Les traducteurs sont souvent les grands oubliés du renseignement en temps de guerre. Leur rôle s’est considérablement développé au cours du vingtième siècle. Dans un monde globalisé, la gestion des défis du terrorisme et des relations internationales complexes est cruciale. Aujourd’hui, nous avons plus que jamais besoin de leurs compétences. Cependant, les origines des traducteurs dans la guerre remontent plus loin que la plupart des gens ne l’imaginent.

La préhistoire

Depuis les tout premiers mouvements de populations en provenance d’Afrique, les êtres humains ont fait la guerre. Ils l’ont fait pour établir de nouveaux territoires et acquérir une domination sociale. Depuis lors, les humains ont recouru à des soldats et marins parlant la langue de leurs ennemis. Tout cela, dans l’espoir d’avoir un aperçu des tactiques de leurs adversaires et de la configuration de la terre (ou de la mer). Ce faisant, ils prenaient l’avantage au combat.

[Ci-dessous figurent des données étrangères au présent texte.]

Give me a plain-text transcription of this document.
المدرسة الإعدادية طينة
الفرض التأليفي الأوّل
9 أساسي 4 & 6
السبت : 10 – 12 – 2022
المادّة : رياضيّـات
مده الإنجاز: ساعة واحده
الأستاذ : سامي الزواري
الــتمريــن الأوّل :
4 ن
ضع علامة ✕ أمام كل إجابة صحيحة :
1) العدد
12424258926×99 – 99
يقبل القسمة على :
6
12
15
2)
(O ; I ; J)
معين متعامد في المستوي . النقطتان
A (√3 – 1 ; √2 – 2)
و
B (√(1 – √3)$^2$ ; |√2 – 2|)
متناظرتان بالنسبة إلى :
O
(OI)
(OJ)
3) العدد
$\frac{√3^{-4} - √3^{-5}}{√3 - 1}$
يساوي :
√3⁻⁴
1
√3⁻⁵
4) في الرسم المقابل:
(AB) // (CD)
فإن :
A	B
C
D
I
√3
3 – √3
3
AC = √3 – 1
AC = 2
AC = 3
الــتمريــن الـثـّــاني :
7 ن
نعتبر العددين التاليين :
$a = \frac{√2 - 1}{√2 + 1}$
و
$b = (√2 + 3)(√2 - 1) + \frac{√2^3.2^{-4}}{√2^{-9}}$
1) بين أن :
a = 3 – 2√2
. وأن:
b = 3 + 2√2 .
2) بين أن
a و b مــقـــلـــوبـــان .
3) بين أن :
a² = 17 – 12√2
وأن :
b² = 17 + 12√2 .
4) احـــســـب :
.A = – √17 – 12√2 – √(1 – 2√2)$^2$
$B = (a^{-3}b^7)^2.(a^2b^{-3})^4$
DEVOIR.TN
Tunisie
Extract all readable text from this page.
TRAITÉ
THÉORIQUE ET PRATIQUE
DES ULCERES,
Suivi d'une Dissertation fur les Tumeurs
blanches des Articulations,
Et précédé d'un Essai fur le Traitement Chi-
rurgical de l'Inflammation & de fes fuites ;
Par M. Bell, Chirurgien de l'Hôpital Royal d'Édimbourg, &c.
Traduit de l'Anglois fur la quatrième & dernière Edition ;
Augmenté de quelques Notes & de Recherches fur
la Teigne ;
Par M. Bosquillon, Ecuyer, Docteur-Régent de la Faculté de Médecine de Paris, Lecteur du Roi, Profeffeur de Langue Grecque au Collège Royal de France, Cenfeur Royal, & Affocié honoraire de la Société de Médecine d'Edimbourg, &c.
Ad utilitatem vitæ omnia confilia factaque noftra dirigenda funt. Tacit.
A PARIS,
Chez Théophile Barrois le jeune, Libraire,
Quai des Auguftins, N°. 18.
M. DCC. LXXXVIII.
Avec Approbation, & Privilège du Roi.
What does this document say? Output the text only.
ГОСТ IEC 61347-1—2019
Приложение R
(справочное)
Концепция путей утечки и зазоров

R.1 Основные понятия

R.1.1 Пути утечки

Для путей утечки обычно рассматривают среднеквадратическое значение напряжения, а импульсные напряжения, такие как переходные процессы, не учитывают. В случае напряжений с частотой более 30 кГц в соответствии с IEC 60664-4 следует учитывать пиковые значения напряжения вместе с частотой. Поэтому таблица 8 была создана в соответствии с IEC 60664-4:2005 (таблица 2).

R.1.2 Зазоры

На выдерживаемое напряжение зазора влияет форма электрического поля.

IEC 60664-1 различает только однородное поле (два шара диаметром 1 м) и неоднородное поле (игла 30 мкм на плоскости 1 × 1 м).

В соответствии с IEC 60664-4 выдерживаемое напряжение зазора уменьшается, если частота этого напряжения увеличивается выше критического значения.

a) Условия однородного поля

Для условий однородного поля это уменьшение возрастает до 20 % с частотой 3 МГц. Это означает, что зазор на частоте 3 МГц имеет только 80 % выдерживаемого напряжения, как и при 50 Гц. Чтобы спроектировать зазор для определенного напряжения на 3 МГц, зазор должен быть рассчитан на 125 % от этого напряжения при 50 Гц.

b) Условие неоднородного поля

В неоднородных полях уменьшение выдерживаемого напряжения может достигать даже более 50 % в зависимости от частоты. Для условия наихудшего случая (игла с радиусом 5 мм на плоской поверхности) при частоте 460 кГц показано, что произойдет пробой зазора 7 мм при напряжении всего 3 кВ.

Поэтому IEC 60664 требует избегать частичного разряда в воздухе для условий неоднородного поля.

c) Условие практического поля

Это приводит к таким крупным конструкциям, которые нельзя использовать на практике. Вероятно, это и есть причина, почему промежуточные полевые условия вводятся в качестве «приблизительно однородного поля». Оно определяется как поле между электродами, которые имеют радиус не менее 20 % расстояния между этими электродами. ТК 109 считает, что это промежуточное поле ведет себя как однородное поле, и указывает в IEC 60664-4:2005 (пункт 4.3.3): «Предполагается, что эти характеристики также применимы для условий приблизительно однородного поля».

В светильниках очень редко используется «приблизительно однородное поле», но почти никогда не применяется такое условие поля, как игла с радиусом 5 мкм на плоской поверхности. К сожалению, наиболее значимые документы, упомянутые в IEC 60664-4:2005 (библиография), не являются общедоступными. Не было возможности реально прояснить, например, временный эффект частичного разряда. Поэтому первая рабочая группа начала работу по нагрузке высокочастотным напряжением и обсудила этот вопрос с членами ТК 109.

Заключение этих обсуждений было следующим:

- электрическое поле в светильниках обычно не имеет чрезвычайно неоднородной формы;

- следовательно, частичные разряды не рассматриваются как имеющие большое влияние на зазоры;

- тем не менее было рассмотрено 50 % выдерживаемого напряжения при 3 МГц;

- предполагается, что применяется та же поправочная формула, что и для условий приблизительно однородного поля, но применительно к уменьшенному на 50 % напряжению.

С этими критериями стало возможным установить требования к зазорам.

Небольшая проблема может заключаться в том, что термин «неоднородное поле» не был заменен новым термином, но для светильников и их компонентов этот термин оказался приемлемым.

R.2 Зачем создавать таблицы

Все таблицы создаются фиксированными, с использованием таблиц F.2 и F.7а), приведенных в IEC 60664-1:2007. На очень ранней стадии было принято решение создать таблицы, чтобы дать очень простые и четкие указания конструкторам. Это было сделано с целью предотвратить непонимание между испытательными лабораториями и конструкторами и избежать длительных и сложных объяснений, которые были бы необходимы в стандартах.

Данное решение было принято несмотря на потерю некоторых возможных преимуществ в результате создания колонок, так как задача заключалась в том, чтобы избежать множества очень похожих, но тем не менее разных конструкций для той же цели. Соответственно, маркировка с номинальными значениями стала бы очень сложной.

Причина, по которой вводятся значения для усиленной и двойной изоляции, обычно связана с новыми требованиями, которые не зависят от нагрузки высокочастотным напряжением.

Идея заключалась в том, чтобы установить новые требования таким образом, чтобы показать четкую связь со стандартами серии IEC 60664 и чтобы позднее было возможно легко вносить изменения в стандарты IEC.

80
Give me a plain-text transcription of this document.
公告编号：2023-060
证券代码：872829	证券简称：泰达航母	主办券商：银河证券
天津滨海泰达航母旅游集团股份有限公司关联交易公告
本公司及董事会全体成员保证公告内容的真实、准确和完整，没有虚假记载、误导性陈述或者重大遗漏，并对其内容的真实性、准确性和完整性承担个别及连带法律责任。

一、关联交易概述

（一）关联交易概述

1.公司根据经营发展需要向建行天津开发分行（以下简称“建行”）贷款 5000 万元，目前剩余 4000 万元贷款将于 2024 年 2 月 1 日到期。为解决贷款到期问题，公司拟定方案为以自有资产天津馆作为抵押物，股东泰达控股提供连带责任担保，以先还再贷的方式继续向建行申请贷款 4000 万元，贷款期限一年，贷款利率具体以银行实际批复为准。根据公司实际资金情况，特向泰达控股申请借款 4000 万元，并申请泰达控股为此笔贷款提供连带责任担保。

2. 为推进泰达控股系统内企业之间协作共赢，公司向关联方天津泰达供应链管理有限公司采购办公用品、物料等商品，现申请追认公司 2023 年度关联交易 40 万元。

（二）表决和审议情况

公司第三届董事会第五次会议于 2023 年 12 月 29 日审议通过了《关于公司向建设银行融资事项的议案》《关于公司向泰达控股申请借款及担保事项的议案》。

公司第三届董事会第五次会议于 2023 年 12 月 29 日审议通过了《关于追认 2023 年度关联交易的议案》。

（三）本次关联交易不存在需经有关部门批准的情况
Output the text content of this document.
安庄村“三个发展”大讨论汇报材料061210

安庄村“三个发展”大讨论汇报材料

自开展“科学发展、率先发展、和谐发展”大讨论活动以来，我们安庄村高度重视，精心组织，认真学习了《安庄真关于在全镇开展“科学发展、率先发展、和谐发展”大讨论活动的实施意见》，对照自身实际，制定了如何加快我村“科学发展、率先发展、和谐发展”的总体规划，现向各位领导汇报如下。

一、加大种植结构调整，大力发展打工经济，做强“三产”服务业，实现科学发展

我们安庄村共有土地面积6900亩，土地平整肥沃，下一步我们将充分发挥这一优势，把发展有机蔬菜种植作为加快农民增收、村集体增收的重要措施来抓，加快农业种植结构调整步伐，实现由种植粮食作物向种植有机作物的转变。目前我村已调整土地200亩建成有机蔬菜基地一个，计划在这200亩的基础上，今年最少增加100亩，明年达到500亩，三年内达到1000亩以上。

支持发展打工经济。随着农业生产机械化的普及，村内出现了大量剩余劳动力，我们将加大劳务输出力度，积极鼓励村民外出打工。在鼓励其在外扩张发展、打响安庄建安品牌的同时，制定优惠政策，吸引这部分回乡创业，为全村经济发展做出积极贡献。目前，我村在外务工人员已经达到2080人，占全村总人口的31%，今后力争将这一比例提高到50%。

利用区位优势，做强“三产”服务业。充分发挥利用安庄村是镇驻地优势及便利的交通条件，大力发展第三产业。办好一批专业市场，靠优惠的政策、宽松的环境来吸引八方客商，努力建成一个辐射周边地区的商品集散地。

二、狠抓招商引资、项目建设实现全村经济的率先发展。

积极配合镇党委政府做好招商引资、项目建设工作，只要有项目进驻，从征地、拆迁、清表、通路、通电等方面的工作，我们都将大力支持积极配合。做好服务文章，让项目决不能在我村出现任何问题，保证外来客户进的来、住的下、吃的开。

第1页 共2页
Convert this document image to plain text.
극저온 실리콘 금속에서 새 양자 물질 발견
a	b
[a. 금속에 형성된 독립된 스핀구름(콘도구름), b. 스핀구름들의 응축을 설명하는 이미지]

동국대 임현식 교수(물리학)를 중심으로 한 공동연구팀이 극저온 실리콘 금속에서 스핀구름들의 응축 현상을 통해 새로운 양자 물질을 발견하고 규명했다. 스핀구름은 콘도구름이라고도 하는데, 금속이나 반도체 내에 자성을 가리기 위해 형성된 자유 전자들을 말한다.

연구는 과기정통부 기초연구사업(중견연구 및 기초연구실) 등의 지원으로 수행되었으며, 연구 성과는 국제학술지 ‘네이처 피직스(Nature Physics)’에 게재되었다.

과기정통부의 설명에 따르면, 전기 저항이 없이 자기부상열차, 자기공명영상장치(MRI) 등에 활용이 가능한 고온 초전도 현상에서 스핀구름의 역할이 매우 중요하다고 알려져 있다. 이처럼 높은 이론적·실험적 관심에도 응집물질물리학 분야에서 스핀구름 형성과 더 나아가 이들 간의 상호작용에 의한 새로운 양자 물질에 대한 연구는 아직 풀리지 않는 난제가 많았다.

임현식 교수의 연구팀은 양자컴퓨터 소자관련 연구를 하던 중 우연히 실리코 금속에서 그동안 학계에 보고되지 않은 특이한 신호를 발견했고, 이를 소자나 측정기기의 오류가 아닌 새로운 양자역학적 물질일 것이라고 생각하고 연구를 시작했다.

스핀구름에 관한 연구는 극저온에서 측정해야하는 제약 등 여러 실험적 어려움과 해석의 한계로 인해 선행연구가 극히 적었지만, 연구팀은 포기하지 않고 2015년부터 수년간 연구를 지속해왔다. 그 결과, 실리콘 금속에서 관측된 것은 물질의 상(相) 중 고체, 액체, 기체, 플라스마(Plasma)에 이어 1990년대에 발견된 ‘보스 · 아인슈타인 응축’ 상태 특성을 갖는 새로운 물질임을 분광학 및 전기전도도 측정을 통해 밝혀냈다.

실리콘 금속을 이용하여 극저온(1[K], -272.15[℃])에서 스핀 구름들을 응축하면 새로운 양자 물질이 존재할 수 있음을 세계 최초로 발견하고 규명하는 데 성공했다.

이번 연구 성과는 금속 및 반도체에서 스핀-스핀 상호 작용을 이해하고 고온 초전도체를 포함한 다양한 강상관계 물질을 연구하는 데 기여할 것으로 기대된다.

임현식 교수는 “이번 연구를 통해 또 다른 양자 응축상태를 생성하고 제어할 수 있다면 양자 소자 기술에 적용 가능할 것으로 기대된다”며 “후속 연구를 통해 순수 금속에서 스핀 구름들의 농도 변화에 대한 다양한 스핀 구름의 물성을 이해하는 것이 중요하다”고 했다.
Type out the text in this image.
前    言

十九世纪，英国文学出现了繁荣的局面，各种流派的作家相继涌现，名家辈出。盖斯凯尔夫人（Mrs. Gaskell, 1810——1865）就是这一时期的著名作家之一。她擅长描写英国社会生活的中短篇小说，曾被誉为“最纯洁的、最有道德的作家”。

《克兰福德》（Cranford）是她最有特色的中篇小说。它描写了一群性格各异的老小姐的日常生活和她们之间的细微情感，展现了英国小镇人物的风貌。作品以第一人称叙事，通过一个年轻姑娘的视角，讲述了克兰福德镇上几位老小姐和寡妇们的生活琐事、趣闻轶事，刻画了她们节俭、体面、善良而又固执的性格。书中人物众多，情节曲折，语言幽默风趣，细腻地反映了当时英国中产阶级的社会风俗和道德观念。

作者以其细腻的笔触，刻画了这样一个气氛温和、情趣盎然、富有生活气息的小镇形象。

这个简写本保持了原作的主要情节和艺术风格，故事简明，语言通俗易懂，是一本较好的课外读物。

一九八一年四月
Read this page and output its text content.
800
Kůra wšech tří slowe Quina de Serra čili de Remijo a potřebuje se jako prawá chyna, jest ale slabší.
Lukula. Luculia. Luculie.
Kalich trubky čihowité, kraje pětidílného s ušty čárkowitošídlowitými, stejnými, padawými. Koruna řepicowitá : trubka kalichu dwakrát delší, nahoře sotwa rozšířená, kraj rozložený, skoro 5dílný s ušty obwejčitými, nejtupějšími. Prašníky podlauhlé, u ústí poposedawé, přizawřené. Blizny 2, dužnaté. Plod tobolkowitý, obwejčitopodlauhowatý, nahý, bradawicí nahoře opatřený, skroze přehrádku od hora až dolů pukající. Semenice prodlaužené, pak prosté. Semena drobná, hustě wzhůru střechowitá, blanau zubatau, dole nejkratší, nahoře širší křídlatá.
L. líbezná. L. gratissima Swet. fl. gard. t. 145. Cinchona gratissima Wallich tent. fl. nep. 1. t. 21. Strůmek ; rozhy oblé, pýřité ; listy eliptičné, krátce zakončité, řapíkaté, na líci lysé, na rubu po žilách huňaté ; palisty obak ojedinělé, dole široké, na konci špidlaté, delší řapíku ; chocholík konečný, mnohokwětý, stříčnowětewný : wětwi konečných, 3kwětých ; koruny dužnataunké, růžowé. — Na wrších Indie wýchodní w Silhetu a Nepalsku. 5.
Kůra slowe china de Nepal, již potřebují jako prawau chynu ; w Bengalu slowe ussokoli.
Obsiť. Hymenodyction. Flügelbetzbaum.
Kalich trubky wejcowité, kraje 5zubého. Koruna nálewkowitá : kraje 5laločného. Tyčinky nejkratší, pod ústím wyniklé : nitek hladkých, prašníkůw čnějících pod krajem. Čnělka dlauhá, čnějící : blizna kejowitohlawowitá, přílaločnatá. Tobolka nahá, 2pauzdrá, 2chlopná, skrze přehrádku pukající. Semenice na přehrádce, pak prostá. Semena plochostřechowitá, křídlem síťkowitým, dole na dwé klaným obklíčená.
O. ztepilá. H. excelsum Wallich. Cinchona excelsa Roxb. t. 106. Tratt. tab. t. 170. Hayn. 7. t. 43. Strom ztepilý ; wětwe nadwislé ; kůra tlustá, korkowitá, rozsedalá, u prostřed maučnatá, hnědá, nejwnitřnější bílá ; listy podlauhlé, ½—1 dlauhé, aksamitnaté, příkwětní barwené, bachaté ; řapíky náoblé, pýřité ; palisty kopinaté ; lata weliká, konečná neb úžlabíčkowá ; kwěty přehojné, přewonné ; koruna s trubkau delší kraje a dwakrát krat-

La conquête espagnole des Aztèques

Une utilisation importante des traducteurs natifs dans l’histoire a eu lieu lors de la conquête espagnole de l’empire aztèque. Tout commence en 1519, lorsque le conquistador Hernán Cortés débarque au Mexique avec les forces espagnoles. Confronté à plusieurs langues locales, l’astucieux Cortés a décidé de faire appel aux compétences de traduction d’une femme locale. Cette dernière nommée Malintzin, aidait à conclure des alliances avec d’autres groupes hostiles aux Aztèques. Elle a rapidement appris l’espagnol et traduisait entre cette langue, le chontal maya et le náhuatl. Malintzin a également enseigné à Cortés la culture aztèque et l’a aidé à vaincre les forces aztèques. Elle l’a même prévenu d’une tentative d’assassinat. Finalement, elle est devenue l’interprète personnelle de Cortés et la mère de son fils.

La domination britannique en Nouvelle-Zélande

Les traducteurs ont également joué un rôle important dans la négociation des traités. En 1840, traité britannique avec chefs maoris pour protéger villages des criminels. Le traité de Waitangi a été rédigé pour cimenter l’accord, en précisant ce que les deux parties pouvaient attendre. Mais il y avait deux versions du traité, l’une écrite en anglais et l’autre en maori.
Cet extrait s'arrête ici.